“It’ll happen slowly, and then all at once.”
Freed from the obligations of reporting and client management, Burry returned to X with a message that cut straight through the current AI euphoria. To him, the boom in GPUs, data centers, and trillion-dollar AI bets isn’t evidence of unstoppable growth; it’s evidence of a financial cycle that looks increasingly distorted, increasingly crowded, and increasingly fragile.
Meta did not respond to a request for comment. Oracle declined to comment.
“He’s spot on,” Morrow tells Fortune. Morrow has been making the arguments for months, warning that a “tsunami of depreciation” could quietly flatten Big Tech’s AI profits. Behind the trillion-dollar boom in chips, data centers, and model training, he argues, lies a simple but powerful illusion: companies have quietly changed the length of time they account for their machines—and their semiconductor chips—wearing out and depreciating.
“Companies are very aware of it,” Morrow claims. “They’ve gone to great lengths to change their accounting and depreciation schedules to get ahead of it—to effectively avoid all this capex hitting their income statements.”
“These aren’t small numbers—they’re huge. And the fact that someone like Burry is calling it out tells you people are starting to notice what’s happening between the lines of the balance sheet.”
That simple change lets them spread out their costs and report fatter earnings now.
“Had they not made those changes,” Morrow says, “their earnings would be dramatically lower.”
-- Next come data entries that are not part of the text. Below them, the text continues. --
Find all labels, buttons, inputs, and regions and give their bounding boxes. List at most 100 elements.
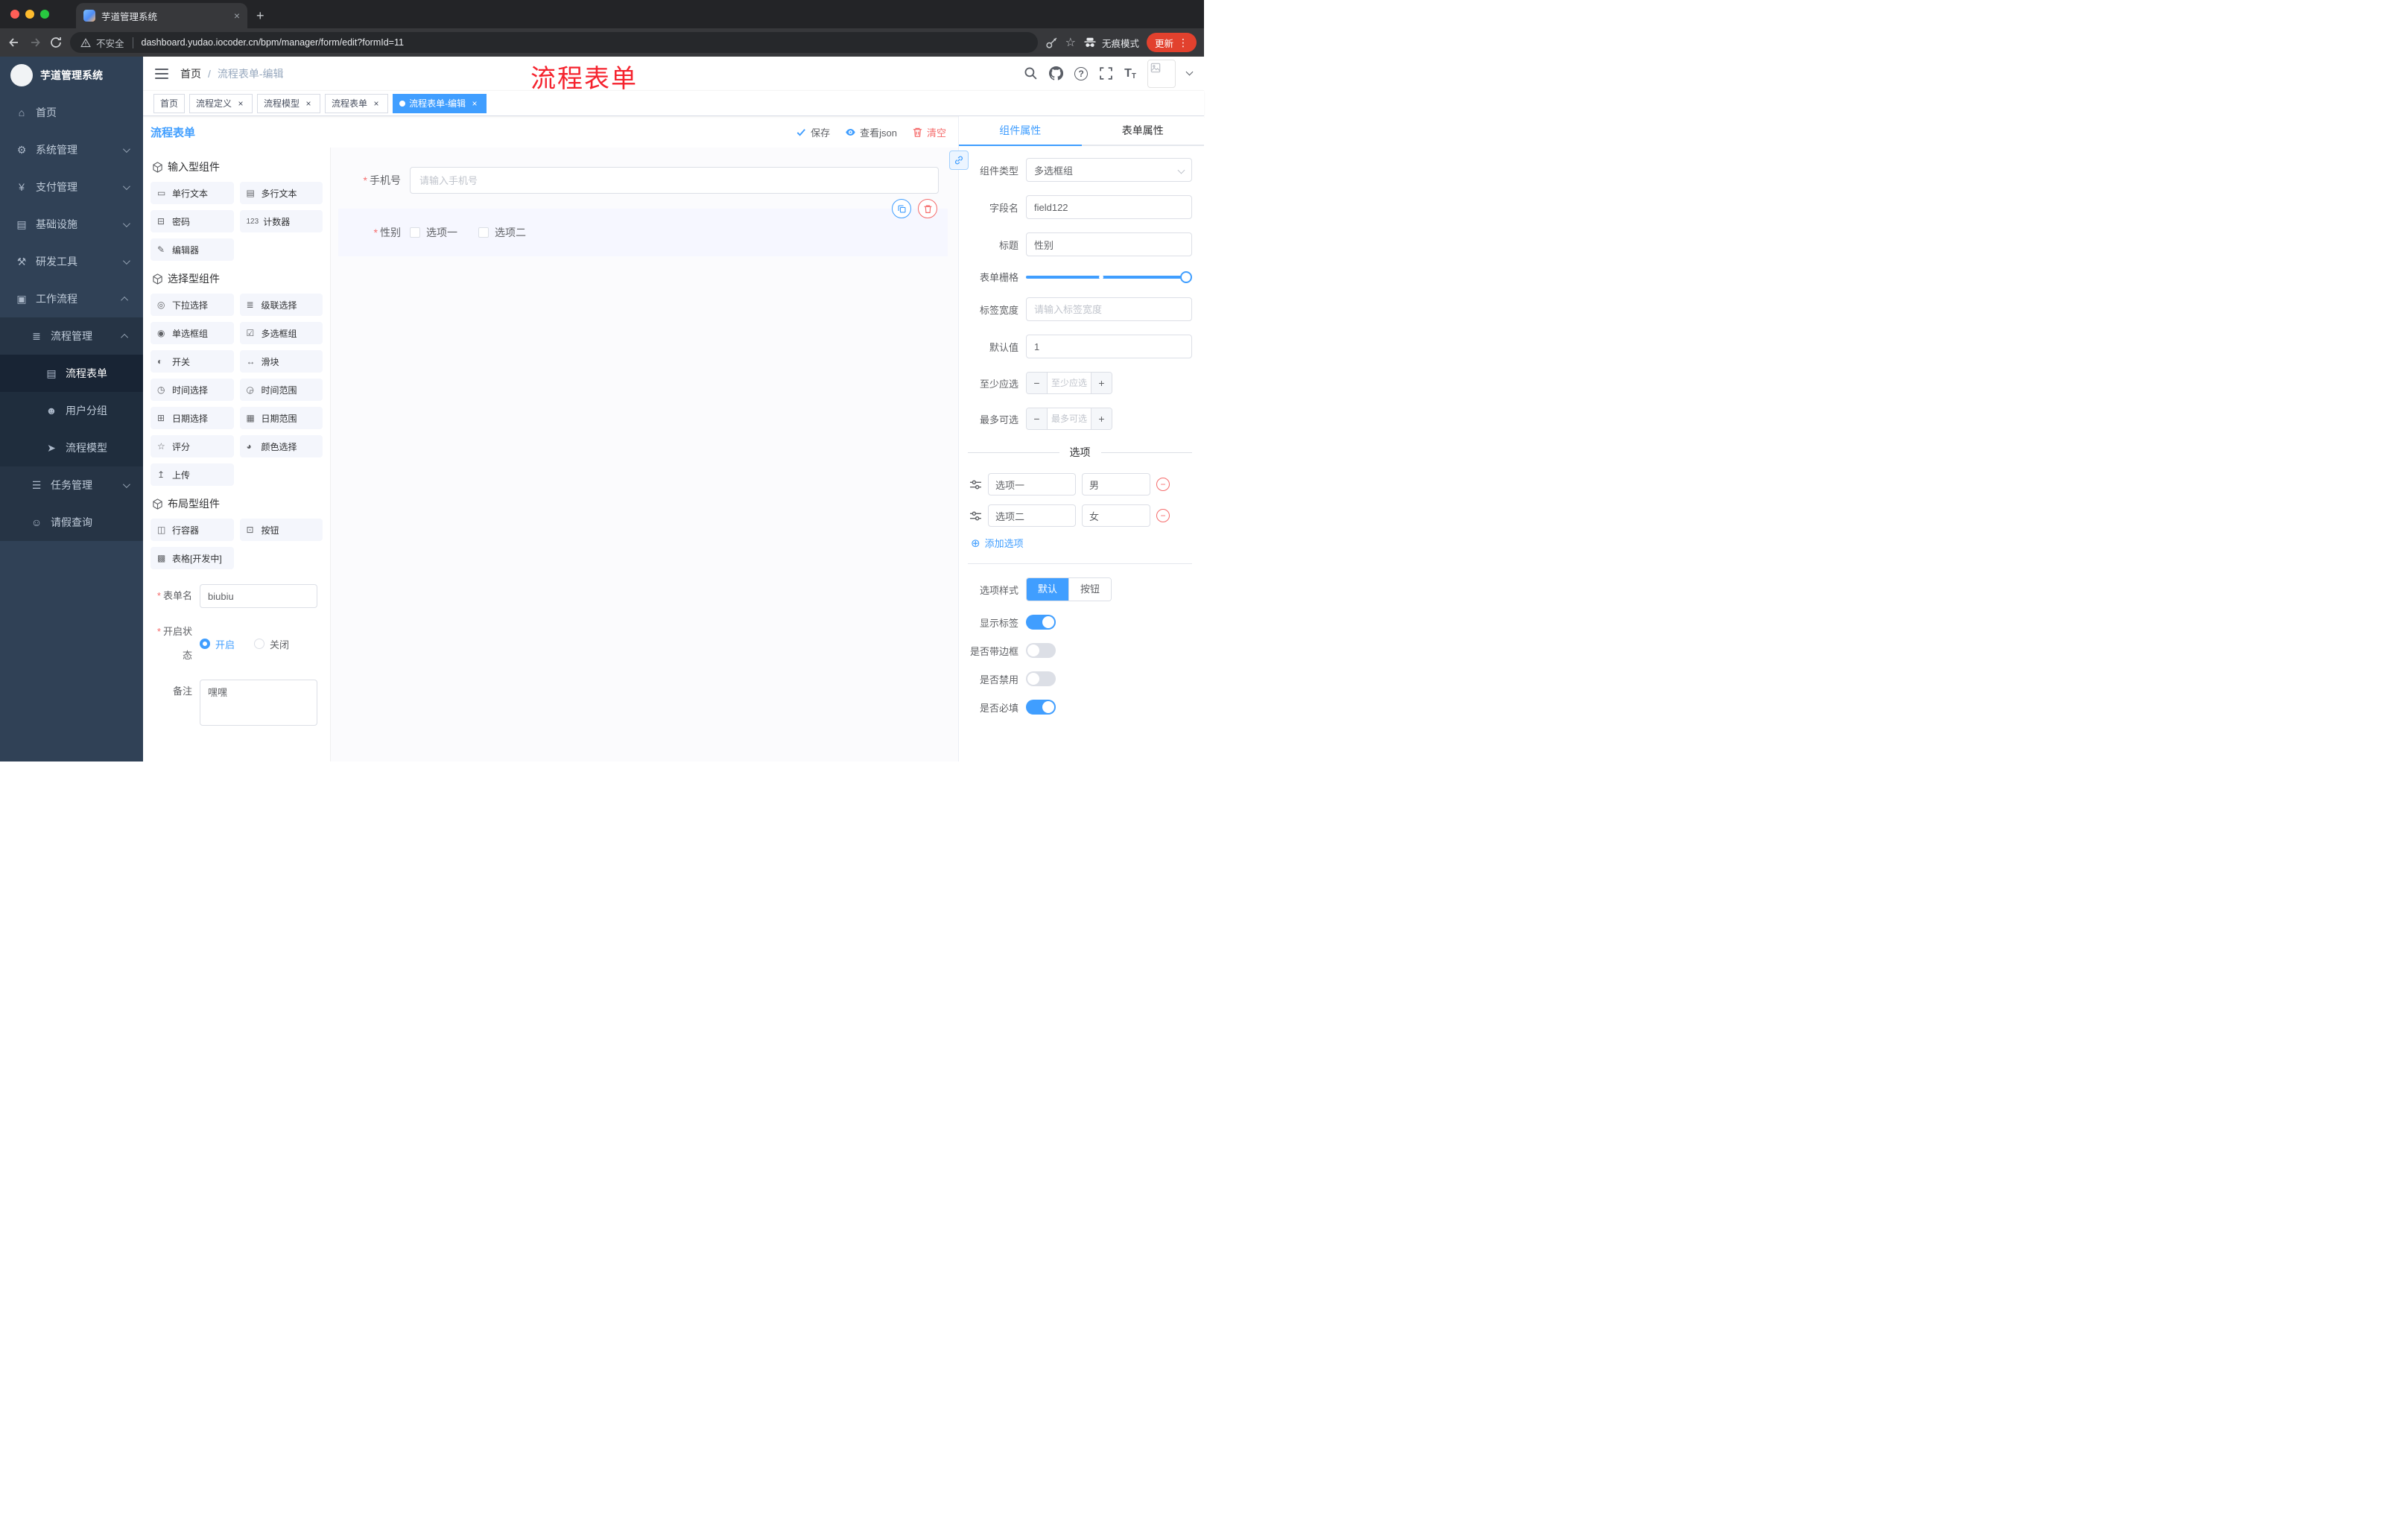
back-icon[interactable] bbox=[7, 36, 21, 49]
search-icon[interactable] bbox=[1024, 66, 1038, 80]
show-label-switch[interactable] bbox=[1026, 615, 1056, 630]
palette-item[interactable]: ◉ 单选框组 bbox=[150, 322, 234, 344]
hamburger-menu-icon[interactable] bbox=[155, 68, 168, 79]
remove-option-button[interactable] bbox=[1156, 478, 1170, 491]
window-zoom-button[interactable] bbox=[40, 10, 49, 19]
tab-process-definition[interactable]: 流程定义 bbox=[189, 93, 253, 113]
sidebar-item-process-management[interactable]: ≣ 流程管理 bbox=[0, 317, 143, 355]
help-icon[interactable] bbox=[1074, 66, 1089, 80]
sidebar-item-leave-query[interactable]: ☺ 请假查询 bbox=[0, 504, 143, 541]
form-canvas[interactable]: 手机号 性别 bbox=[331, 148, 958, 762]
add-option-button[interactable]: ⊕ 添加选项 bbox=[971, 536, 1192, 550]
browser-menu-icon[interactable] bbox=[1178, 37, 1188, 49]
palette-item[interactable]: ▩ 表格[开发中] bbox=[150, 547, 234, 569]
github-icon[interactable] bbox=[1049, 66, 1064, 80]
max-select-input[interactable] bbox=[1048, 408, 1091, 429]
sidebar-item-home[interactable]: ⌂ 首页 bbox=[0, 94, 143, 131]
tab-close-icon[interactable] bbox=[234, 10, 240, 22]
sidebar-item-process-model[interactable]: ➤ 流程模型 bbox=[0, 429, 143, 466]
palette-item[interactable]: ◫ 行容器 bbox=[150, 519, 234, 541]
palette-item[interactable]: ⊞ 日期选择 bbox=[150, 407, 234, 429]
fullscreen-icon[interactable] bbox=[1099, 66, 1113, 80]
tab-process-model[interactable]: 流程模型 bbox=[257, 93, 321, 113]
view-json-button[interactable]: 查看json bbox=[845, 125, 897, 139]
save-button[interactable]: 保存 bbox=[796, 125, 830, 139]
phone-field-input[interactable] bbox=[410, 167, 939, 194]
palette-item[interactable]: ✎ 编辑器 bbox=[150, 238, 234, 261]
user-avatar[interactable] bbox=[1147, 59, 1176, 88]
tab-form-props[interactable]: 表单属性 bbox=[1082, 116, 1205, 145]
form-grid-slider[interactable] bbox=[1026, 270, 1192, 283]
palette-item[interactable]: 123 计数器 bbox=[239, 210, 323, 232]
sidebar-item-system-management[interactable]: ⚙ 系统管理 bbox=[0, 131, 143, 168]
gender-option-1[interactable]: 选项一 bbox=[410, 225, 457, 240]
tab-process-form-edit[interactable]: 流程表单-编辑 bbox=[393, 93, 487, 113]
component-type-select[interactable]: 多选框组 bbox=[1026, 158, 1192, 182]
option-label-input[interactable] bbox=[988, 504, 1076, 527]
gender-option-2[interactable]: 选项二 bbox=[478, 225, 526, 240]
close-icon[interactable] bbox=[303, 98, 314, 109]
tab-process-form[interactable]: 流程表单 bbox=[325, 93, 389, 113]
palette-item[interactable]: ◶ 时间范围 bbox=[239, 379, 323, 401]
status-on-radio[interactable]: 开启 bbox=[200, 637, 235, 651]
status-off-radio[interactable]: 关闭 bbox=[254, 637, 289, 651]
font-size-icon[interactable] bbox=[1124, 67, 1136, 80]
window-minimize-button[interactable] bbox=[25, 10, 34, 19]
checkbox-icon[interactable] bbox=[410, 227, 420, 238]
option-label-input[interactable] bbox=[988, 473, 1076, 495]
palette-item[interactable]: ↔ 滑块 bbox=[239, 350, 323, 373]
tab-home[interactable]: 首页 bbox=[153, 93, 186, 113]
increase-button[interactable] bbox=[1091, 373, 1112, 393]
browser-tab[interactable]: 芋道管理系统 bbox=[76, 3, 247, 28]
sidebar-item-infrastructure[interactable]: ▤ 基础设施 bbox=[0, 206, 143, 243]
tab-component-props[interactable]: 组件属性 bbox=[959, 116, 1082, 146]
sidebar-item-dev-tools[interactable]: ⚒ 研发工具 bbox=[0, 243, 143, 280]
bookmark-star-icon[interactable] bbox=[1065, 35, 1076, 50]
palette-item[interactable]: ⊟ 密码 bbox=[150, 210, 234, 232]
link-button[interactable] bbox=[949, 151, 969, 170]
canvas-field-phone[interactable]: 手机号 bbox=[338, 159, 948, 201]
style-button-button[interactable]: 按钮 bbox=[1068, 578, 1112, 601]
drag-handle-icon[interactable] bbox=[969, 478, 982, 491]
forward-icon[interactable] bbox=[28, 36, 42, 49]
sidebar-item-payment-management[interactable]: ¥ 支付管理 bbox=[0, 168, 143, 206]
palette-item[interactable]: ⊡ 按钮 bbox=[239, 519, 323, 541]
label-width-input[interactable] bbox=[1026, 297, 1192, 321]
increase-button[interactable] bbox=[1091, 408, 1112, 429]
palette-item[interactable]: ◐ 开关 bbox=[150, 350, 234, 373]
disabled-switch[interactable] bbox=[1026, 671, 1056, 686]
remove-option-button[interactable] bbox=[1156, 509, 1170, 522]
style-default-button[interactable]: 默认 bbox=[1027, 578, 1069, 601]
avatar-caret-icon[interactable] bbox=[1185, 68, 1194, 76]
palette-item[interactable]: ↥ 上传 bbox=[150, 463, 234, 486]
browser-update-button[interactable]: 更新 bbox=[1146, 33, 1197, 52]
password-key-icon[interactable] bbox=[1045, 37, 1058, 49]
clear-button[interactable]: 清空 bbox=[912, 125, 946, 139]
slider-handle[interactable] bbox=[1180, 270, 1192, 283]
canvas-field-gender[interactable]: 性别 选项一 选项二 bbox=[338, 199, 948, 256]
title-input[interactable] bbox=[1026, 232, 1192, 256]
palette-item[interactable]: ◎ 下拉选择 bbox=[150, 294, 234, 316]
default-value-input[interactable] bbox=[1026, 335, 1192, 358]
copy-field-button[interactable] bbox=[892, 199, 911, 218]
delete-field-button[interactable] bbox=[918, 199, 937, 218]
border-switch[interactable] bbox=[1026, 643, 1056, 658]
close-icon[interactable] bbox=[371, 98, 381, 109]
palette-item[interactable]: ☆ 评分 bbox=[150, 435, 234, 457]
decrease-button[interactable] bbox=[1027, 373, 1048, 393]
page-url[interactable]: dashboard.yudao.iocoder.cn/bpm/manager/f… bbox=[142, 37, 404, 48]
palette-item[interactable]: ☑ 多选框组 bbox=[239, 322, 323, 344]
drag-handle-icon[interactable] bbox=[969, 510, 982, 522]
checkbox-icon[interactable] bbox=[478, 227, 489, 238]
sidebar-item-user-group[interactable]: ☻ 用户分组 bbox=[0, 392, 143, 429]
reload-icon[interactable] bbox=[49, 36, 63, 49]
palette-item[interactable]: ▤ 多行文本 bbox=[239, 182, 323, 204]
window-close-button[interactable] bbox=[10, 10, 19, 19]
decrease-button[interactable] bbox=[1027, 408, 1048, 429]
close-icon[interactable] bbox=[235, 98, 246, 109]
field-name-input[interactable] bbox=[1026, 195, 1192, 219]
sidebar-item-task-management[interactable]: ☰ 任务管理 bbox=[0, 466, 143, 504]
palette-item[interactable]: ◕ 颜色选择 bbox=[239, 435, 323, 457]
palette-item[interactable]: ▭ 单行文本 bbox=[150, 182, 234, 204]
min-select-input[interactable] bbox=[1048, 373, 1091, 393]
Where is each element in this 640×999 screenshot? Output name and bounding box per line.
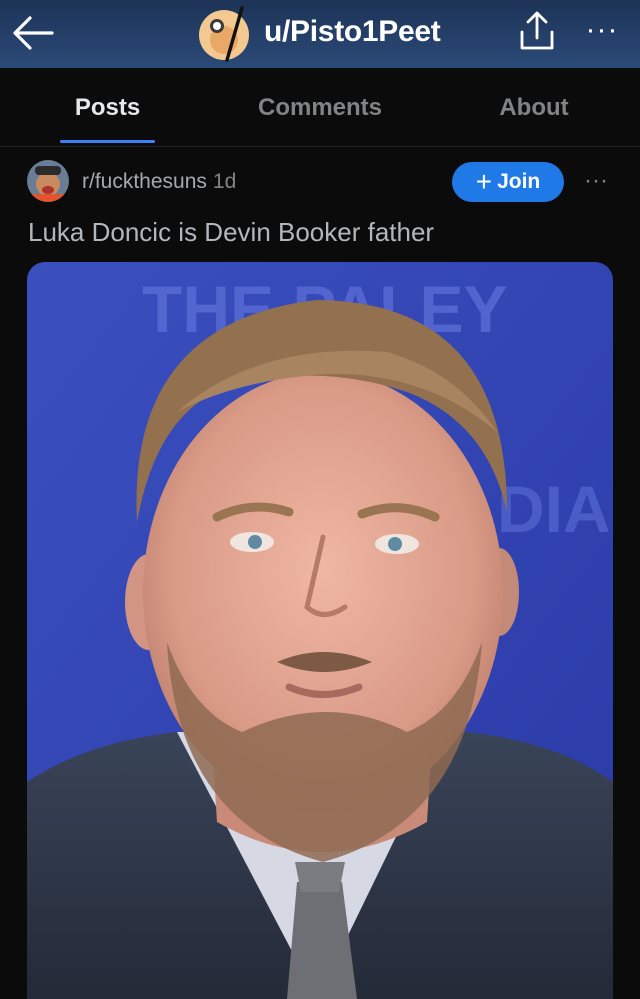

In other words: depreciation was a major cost already, and management clearly chose to stretch the timeline over which those costs are recognized. The policy change doesn’t prove Burry’s dollar totals across firms, but it markedly moves reported earnings in the direction he describes by lowering near-term depreciation expense and pushing more of it into later years.
To be sure, Morrow’s expertise is in value investing and high dividend companies, as opposed to the trendier, high-growth tech stocks: in fact, he said he has no long positions in technology broadly. So, he benefits if Big Tech multiples compress or if the markets begin to reprice the costs buried in AI spending. Still, his critique aligns with growing unease from other analysts.
Richard Jarc, an analyst at Uncovered Alpha, has raised similar alarms about the mismatch between AI chip lifecycles and corporate accounting.
By The Economist’s estimates, if those assets were depreciated over three years instead of the longer timelines companies now assume, annual pre-tax profits would fall by $26 billion, roughly an 8% hit. A two-year schedule would double that loss, and if depreciation truly matched Nvidia’s pace, the implied market value hit could reach $4 trillion.
Not everyone buys the doom loop. In a note to clients sent this week, Bank of America’s semiconductor team argued that the market’s sudden skepticism about AI capex is evidence that the trade is far less overcrowded than credits claim.
The recent selloff in megacap AI names, the team led by Vivek Arya wrote, was driven by “correctable macro factors”—shutdown jitters, weak jobs data, tariff confusion, even misinterpreted OpenAI comments—rather than any real deterioration in AI demand. In fact, the firm pointed to surging ancillary segments like memory and optical (up 14% last week), as well as Nvidia’s disclosure of $500 billion-plus in 2025–26 data-center orders, as signs the underlying spending cycle remains “robust.”
But Morrow is most worried that investors are mistaking raw spending for real growth. The market, he argues, have stopped distinguishing between capital intensity and genuine productivity. The AI boom has pushed valuations from the realm of software multiples into something closer to industrial-scale infrastructure math. Building just one hyperscale, one-gigawatt data center—enough to support a cutting-edge AI model—can run around $50 billion, with the majority devoted to GPUs, followed by the buildings, cooling systems, and power infrastructure.
Reality check—“none of these companies has ever managed a $50 billion project before,” he says. “Now they’re trying to do fifty of them at once.”
“Every month a $35 billion stack of GPUs sits without power, that’s a billion dollars of depreciation just burning a hole in the balance sheet,” he says. “So of course they’re panicking — and ordering their own turbines.”
He thinks the result will be a massive power glut by the late 2020s: an overbuilt grid, over-leveraged utilities, and ratepayers stuck with the bill.
“We’ve seen this movie before—in shale, in fiber, in railroads,” he says. “Every capital-spending boom ends the same way: overcapacity, low returns, and a bailout.”
The biggest risk, he says, is that investors have stopped looking at balance sheets entirely. He points to the sheer concentration of today’s market: nearly half of all 401(k) money now effectively tied to six megacaps.
“This is the most crowded trade in history,” he says. “When it turns, it’s going to turn fast.”